I should be doing college work right now. Instead I am venting. Vent vent vent vent venttttttttttttttt.
This is a warning, this blog post is meant for me. This will not make sense. Or rather, it will, because it's a little obvious. Read at your caution.
Sara, why don't you make this post private?
Because, if I did, it would defeat my purpose.
Sara, what's your purpose?
I don't know exactly, but I take comfort in knowing at least one person will read. Even if it's just me. To know that this is public. Here goes.
Each time, each time this happens, or rather before it does, I have things under control. I'm smiley, I forget all the troubles of my past, I live like there's no tomorrow. Then it happens. Any slight version of it, and I'm gone. I try and remain strong but I slip through my own fingers like dust. My existence fails to exist even. Who am I without you? You were a part of me, I don't know if you know that. I wasn't affectionate, not as much as I should have been. Here, this is why the past is destructive. I'm trying to change things that I know I cannot. I'm sorry.
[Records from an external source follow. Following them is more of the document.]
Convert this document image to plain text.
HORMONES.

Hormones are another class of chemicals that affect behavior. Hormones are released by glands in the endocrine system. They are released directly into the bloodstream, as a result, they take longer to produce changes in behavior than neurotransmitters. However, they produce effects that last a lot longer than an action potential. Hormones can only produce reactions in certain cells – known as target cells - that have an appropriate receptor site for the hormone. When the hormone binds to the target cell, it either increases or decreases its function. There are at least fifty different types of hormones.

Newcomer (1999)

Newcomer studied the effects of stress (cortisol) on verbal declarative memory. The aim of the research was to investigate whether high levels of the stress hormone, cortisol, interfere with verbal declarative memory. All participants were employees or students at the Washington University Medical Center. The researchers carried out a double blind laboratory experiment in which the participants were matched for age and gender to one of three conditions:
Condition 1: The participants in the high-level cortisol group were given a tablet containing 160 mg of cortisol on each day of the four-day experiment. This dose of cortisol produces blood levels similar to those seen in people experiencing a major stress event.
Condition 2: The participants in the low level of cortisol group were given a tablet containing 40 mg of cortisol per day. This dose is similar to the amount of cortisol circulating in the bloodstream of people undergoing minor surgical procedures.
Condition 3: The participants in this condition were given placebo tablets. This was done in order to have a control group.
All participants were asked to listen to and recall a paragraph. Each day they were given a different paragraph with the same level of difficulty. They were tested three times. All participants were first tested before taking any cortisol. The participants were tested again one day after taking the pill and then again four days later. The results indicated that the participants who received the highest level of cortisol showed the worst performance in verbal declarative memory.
I'm so, so sorry.
I read it, and I don't know how to feel about it. It being what you wrote for me. You volunteered to do it, and then I had to pull teeth for you to do so. It hurt, not as much as it could have luckily. But it did. I cannot stress enough how much I let you form a part of me, how when you look down on me it trashes my self-worth. When you disapprove, I disapprove. You were that higher being who I looked to for approval. Guess what, I only do that with my parents now. Yeah, you were up there. Up in the skies with my praise, god why didn't I show you that? Probably because I didn't want the fall to hurt more. I had some reasoning, but now I can't understand it because you're not here.
And that's the point. You do that to me. I forget every reason why I said no, why I cancelled what could have been. When I'm with you I mean. Then when I walk away, things feel right. But right now they don't. And I suppose they won't for a while.
You were right in distancing yourself. I'm proud of you for that, you took the courage I never had and did what was necessary. You seem dead to me though. Your personality is gone, the good and the bad. You are emotionless, as you said, and I would give anything for you to be anything other than that. Well, maybe it's better than sad you might say. But at least you know how to feel when you're sad. I've been to emotionless a thousand times and back. It's the worst, it's my own personal hell. So who knows really. Don't you see I have a world of things to tell you? I want to tell you everything.
But you might as well not exist. I'm writing to my computer screen, to the empty space I know as the internet. If strangers read this, I'll seem crazy. But who cares really, who cares what other people think? You got in though, I started caring what you thought. But at the same time I don't.
I don't care about what a lot of people say. Only you when you're gone actually. I crush people's emotions, I am an emotional slayer. I am not considerate, and I am bashing on myself, but at least I am open to admitting my faults. I mistreated you just as I do to everyone else. When did I become this person? I am weaker, you are right. I am stronger in some ways and weaker in others. At least I can still have fun without those things that you disapprove of. But I crave them now, and yes, I'm disappointed in myself for that believe it or not. Do I wish I could go back to the past though? No. And there is the truth. If I went back to the past, I would just crash ten times harder. I've crashed many times, and not as bad as you. But I've still crashed. Remember that.
You said you were glad you saw me happy. That confused me. Everything you say just about confuses me. I was happy, I guess. I was in that moment because I ignored you. I tried really hard. By the end of that night I fell though. I fell and did my best to forget about it, about you. My best is apparently the worst.
I just have no motivation to do better sometimes. I lack motivation a lot, it's why I'm seeing someone. Wow, this is such a diary post. But who cares. I'm just observing.
Anyways, I still have a lot more to say. I'll get it out eventually. But before I forget, this is more of a confession to myself:
I do have a lot of friends. But most of them are acquaintances. I consider them my safety blankets. They are my net to fall back on when I'm lonely. They are human beings, and I respect their feelings as much as possible. But sometimes I forget. And there's only a few I truly like. Everyone has their faults. We all know mine by now.
But I keep surrounding myself with certain people, attaching myself to them. And they are males. And I would hate for you to read this part. But it all needs to come out. I'm hurting other people's feelings by being open, by welcoming people in when I'm really in no position to let others in. I'm a closed book, I just let them in to satisfy my social needs. I like to think of myself as an island, with a few vacationers on occasion. I don't even understand why I do this, only to a certain extent. Also,
I hope you never read this. Part of me wants you to read this desperately and forgive me and just move on peacefully. But another part thinks it's best you don't, because it'll be easier if you think I don't love you. I will always love you, just as you said. I hope you have a wonderful birthday. Two of those birds will be present, and I'll understand when the third is missing. If you get it. I'll miss you terribly.